Cette personne qui est arrivée à 11 h 30 avec sa sœur, sa fille ou son amie, pourquoi l’a-t-on laissé pérorer jusqu’à 1 h du matin?

Imaginez la situation de la vieille personne sur une civière au bout de la mienne. Elle doit essayer d’uriner dans une bassine alors qu’elle n’a pas de rideau pour protéger son intimité. Et cette vue que j’avais de ma civière sur la porte de la toilette qu’on laissait entrebâillée… Triste…

Je faisais l’observation à une infirmière que je trouvais qu’au plan technique, le système fonctionne plutôt bien. Mais qu’au plan humain, par contre… Elle m’a répondu : « Relations humaines? Moi, Monsieur, je devais travailler à tel étage, ce matin. À mon arrivée, on m’a envoyée à un autre étage. Et à 8 h et quart, on m’a envoyée ici. Alors, moi, les relations humaines, j’en ai jusque-là… » On peut comprendre.

Un matin, cette semaine, en attendant en file pour ma prise de sang, une jeune femme enceinte était appuyée sur le mur et il était évident qu’elle allait s’évanouir. J’ai pris une chaise à quelque pas et elle l’a prise avec un pauvre sourire. Lorsqu’est passé son tour, on lui a dit de retourner dans la salle d’attente, le temps qu’on fasse venir son dossier des archives. La jeune dame a sans doute mentionné qu’elle se sentait mal. La préposée a répondu : « Pas le choix, Madame, c’est comme ça que ça fonctionne, un hôpital. Retournez… » Compassion, connais pas. Le système est peut-être inhumain, Madame, mais vous, vous n’avez pas besoin de l’être…

Le lendemain, la chaise que j’avais déplacée était toujours là et des personnes l’occupaient à tour de rôle. « Ma chaise » répondait à un besoin, visiblement.

Quand je suis arrivé à l’étage, une infirmière m’a accueilli avec son plus beau sourire commercial, et s’est exclamée : « Le petit nouveau du 608! » Puis elle a observé le cathéter sur mon bras en me disant : « Je fais mon petit visuel »… Sous-entendu, regardez comme je suis compétente!
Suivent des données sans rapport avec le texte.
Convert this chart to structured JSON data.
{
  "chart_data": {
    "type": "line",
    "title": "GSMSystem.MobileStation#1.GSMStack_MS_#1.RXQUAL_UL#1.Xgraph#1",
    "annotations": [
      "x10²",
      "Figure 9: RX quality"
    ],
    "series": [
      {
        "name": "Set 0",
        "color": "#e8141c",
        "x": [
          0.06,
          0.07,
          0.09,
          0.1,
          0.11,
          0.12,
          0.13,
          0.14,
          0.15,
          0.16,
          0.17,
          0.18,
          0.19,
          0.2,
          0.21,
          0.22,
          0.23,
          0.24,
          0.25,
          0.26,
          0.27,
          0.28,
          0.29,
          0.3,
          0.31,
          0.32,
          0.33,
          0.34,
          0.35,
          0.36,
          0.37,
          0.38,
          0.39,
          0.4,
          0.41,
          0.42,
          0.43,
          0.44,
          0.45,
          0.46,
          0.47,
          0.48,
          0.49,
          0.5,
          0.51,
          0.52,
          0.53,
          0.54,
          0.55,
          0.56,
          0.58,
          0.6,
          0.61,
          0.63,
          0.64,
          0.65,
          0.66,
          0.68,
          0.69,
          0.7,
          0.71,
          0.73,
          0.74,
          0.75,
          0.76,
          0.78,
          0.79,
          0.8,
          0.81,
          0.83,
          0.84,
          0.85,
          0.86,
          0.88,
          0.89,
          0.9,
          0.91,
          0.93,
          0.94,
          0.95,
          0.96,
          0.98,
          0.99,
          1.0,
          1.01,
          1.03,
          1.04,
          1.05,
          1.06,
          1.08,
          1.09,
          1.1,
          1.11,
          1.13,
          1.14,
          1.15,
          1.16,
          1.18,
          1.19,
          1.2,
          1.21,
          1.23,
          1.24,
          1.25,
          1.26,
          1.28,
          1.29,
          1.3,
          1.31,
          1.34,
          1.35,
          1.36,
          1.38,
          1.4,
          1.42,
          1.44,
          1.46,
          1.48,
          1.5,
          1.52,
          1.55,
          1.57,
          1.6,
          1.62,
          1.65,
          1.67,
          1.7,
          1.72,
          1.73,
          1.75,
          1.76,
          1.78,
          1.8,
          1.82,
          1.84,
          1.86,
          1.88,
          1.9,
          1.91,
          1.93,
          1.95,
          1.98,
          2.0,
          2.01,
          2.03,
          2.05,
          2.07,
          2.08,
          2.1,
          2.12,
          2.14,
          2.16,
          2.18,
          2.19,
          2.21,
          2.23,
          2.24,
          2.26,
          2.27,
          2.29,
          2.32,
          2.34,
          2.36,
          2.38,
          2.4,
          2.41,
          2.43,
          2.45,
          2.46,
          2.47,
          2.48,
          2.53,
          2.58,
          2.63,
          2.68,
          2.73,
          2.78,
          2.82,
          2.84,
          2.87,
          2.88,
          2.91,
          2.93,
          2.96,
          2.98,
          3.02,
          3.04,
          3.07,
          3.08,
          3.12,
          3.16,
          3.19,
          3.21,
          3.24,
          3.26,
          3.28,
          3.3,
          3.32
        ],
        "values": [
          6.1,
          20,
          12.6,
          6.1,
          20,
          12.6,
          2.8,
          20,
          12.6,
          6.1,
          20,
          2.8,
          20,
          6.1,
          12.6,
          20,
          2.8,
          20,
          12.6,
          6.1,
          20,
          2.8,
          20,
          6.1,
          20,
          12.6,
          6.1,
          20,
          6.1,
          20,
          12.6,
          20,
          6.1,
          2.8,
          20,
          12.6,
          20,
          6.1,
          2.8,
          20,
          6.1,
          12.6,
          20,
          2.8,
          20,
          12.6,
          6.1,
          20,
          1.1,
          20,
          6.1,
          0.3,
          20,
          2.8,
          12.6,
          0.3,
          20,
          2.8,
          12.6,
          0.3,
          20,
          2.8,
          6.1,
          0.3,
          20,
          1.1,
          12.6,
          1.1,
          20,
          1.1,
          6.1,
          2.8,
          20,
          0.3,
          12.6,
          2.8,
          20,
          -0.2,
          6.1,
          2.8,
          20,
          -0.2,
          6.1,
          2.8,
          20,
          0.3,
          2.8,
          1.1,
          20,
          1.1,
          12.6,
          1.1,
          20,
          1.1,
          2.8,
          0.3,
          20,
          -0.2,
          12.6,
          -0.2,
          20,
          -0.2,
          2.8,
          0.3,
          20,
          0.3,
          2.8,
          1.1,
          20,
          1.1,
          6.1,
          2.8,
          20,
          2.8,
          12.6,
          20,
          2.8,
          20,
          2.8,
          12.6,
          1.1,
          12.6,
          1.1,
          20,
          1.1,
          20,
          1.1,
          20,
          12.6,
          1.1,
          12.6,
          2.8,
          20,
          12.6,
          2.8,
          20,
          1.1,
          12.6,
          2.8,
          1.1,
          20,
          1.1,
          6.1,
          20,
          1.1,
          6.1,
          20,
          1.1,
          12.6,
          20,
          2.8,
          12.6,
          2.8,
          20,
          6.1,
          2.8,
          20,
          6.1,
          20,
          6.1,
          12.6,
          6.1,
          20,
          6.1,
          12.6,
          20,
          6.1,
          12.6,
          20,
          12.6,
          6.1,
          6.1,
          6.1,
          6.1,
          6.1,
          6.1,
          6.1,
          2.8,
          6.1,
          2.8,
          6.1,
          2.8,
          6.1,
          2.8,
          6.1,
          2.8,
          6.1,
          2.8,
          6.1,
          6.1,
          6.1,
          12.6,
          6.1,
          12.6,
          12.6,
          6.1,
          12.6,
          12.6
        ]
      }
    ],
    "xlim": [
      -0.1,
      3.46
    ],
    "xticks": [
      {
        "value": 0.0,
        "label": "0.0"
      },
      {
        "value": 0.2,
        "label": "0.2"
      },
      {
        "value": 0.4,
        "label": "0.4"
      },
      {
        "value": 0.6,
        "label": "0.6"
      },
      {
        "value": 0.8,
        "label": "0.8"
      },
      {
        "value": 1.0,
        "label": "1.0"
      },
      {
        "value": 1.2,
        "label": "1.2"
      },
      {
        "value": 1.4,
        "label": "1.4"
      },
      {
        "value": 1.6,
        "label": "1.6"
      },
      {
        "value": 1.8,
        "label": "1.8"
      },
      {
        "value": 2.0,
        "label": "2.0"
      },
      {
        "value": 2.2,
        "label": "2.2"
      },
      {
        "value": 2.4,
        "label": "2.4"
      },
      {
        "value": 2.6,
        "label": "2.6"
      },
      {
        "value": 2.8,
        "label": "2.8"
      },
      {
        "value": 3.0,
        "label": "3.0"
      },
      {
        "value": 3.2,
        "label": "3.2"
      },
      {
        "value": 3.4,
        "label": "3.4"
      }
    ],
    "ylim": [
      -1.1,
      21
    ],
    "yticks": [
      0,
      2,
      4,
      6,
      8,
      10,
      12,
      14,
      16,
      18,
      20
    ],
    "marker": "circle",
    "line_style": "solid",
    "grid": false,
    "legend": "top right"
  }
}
Une autre employée arrive : « Ah, le p’tit nouveau! » Pourquoi « petit »? Je suis d’une stature moyenne, à 5 pi 8. À moins qu’elles aient un mot virtuel qu’on n’entend que dans leur tête : « Le p’tit vieux… »

Autre observation : le cardiologue et le pneumologue, personnes éminemment compétentes, avaient la même attitude en entrevue. Ils t’écoutent, mais à travers la grille de leur spécialité, et les symptômes que tu essaies de décrire le plus précisément possible, mais qui ne correspondent pas à leur grille, ils les rejettent du revers de la main. C’est pas physique, mais presque… Combien de fois doivent-ils se rendre compte qu’ils ont passé à côté d’une maladie parce qu’ils n’avaient pas vraiment écouté!

Par contre, le cardiologue qui a prescrit la prise de sang pour vérifier la présence d’une éventuelle embolie a une qualité : c’est pas un lâcheur! Vos symptômes ne sont pas ceux d’une crise cardiaque? On va essayer une autre chose.

CONCLUSION

Le milieu hospitalier que j’ai trop brièvement connu m’a bien traité. La plupart des employés sont compétents, ont un regard humain sur vous et une dose d’humour pour faire passer le plus difficile.

J’en sors encouragé… Quoique, au plan personnel, je ne sois pas encore sorti du bois! Je vais bien, mais tout est relatif…

Mais le plus beau, c’est que qui s’est passé entre Monique et moi. Monique qui m’a accompagné, qui est venue à l’hôpital chaque jour et qui était en train de se jeter à terre. À l’urgence, nous avons eu des accès de fou rire : l’émotion, l’angoisse se traduisent souvent de cette façon. Monique s’est inquiétée pour moi. Je me suis inquiété pour Monique. Après 43 ans de mariage, nous nous aimons encore.